People with dementia report a litany of challenges when engaging with the financial services and payments industry, according to a new report Retail Therapy, published by the International Longevity Centre – UK (ILC) and supported by abrdn Financial Fairness Trust, last Thursday.
Researchers interviewed people with dementia and their carers, and organised focus groups and innovation workshops with business professionals. Interviewees raised a series of concerns about the way the financial services and payments industry engaged with people with dementia.
Some interviewees reported they did not feel the sector was trustworthy while others said they found it difficult to understand products and that customer-facing staff were not always well trained. Participants were keen that protections were put in place to ensure that people were not sold unnecessary products. They also felt it was vital the industry understood how dementia could lead to risky behaviour resulting in unwise investments. Too much choice, and a reluctance to accept support or admit vulnerability, were also issues of concern raised by research participants.
The report highlights that while carers are often looked upon to support people with dementia, many do not feel confident in managing money themselves and there is little support available to them. Carers report that bank closures are making access to information and support more difficult.
ILC found that lasting power of attorneys (LPAs) were vital to empower and support people with dementia and their families. But interviewees complained about the length of time to register an LPA, the cost, and a lack of information.
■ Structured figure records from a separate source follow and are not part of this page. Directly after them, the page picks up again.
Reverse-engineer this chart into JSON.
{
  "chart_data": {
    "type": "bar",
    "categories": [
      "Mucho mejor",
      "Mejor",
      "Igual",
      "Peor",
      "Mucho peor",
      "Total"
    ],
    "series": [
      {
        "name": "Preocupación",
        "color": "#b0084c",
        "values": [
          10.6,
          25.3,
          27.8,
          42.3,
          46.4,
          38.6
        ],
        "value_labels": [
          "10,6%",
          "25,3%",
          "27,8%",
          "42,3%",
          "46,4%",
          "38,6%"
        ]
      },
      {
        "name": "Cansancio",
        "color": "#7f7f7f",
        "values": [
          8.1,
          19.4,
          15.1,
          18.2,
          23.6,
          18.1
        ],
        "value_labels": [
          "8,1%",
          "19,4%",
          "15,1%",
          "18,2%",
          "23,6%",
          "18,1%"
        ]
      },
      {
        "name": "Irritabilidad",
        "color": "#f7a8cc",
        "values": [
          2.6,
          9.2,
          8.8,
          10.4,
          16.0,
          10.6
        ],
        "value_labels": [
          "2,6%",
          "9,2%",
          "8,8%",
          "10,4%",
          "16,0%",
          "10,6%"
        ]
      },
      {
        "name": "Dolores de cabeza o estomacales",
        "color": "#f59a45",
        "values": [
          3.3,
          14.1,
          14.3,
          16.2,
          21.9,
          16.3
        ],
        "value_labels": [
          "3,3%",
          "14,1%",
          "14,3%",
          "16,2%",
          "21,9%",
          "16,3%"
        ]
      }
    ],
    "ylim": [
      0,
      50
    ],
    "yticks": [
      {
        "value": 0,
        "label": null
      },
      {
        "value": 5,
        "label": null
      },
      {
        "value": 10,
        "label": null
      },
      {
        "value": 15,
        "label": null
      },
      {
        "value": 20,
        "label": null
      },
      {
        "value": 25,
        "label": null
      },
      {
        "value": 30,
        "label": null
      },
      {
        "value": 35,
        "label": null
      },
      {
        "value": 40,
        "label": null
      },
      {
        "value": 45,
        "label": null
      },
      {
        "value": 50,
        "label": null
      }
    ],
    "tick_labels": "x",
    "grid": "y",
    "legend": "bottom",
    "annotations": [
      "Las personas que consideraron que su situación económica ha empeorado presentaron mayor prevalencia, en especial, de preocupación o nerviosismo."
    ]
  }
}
There were concerns that the financial services industry didn’t always recognise multiple attorneys and that the sector could be “overly cautious”. Interviews with the financial services industry revealed that the lack of consistent practice on dealing with customers with an LPA was one of the main causes of ‘miscommunication’.
The report also finds significant issues facing people with dementia in terms of managing payments. People reported struggling to pay with cash and had concerns about remembering their Personal Identification Numbers (PIN). However, contactless payments were seen as liberating and empowering for people with dementia (although protections are needed for people with impulse control issues). While there is value in having contactless payment limits, some interviewees highlighted that it could create anxiety at the till when payment limits were exceeded and a PIN input was necessary. The report authors suggest prepaid or restricted cards could protect independence while avoiding the risk of overspending.
While ILC were keen to emphasise the importance of maintaining choice and independence, the report highlights that some people with dementia were “sitting ducks for financial abuse”. ILC researchers highlighted examples of people who had found themselves with subscriptions and direct debits which they may not have actually wanted to set up.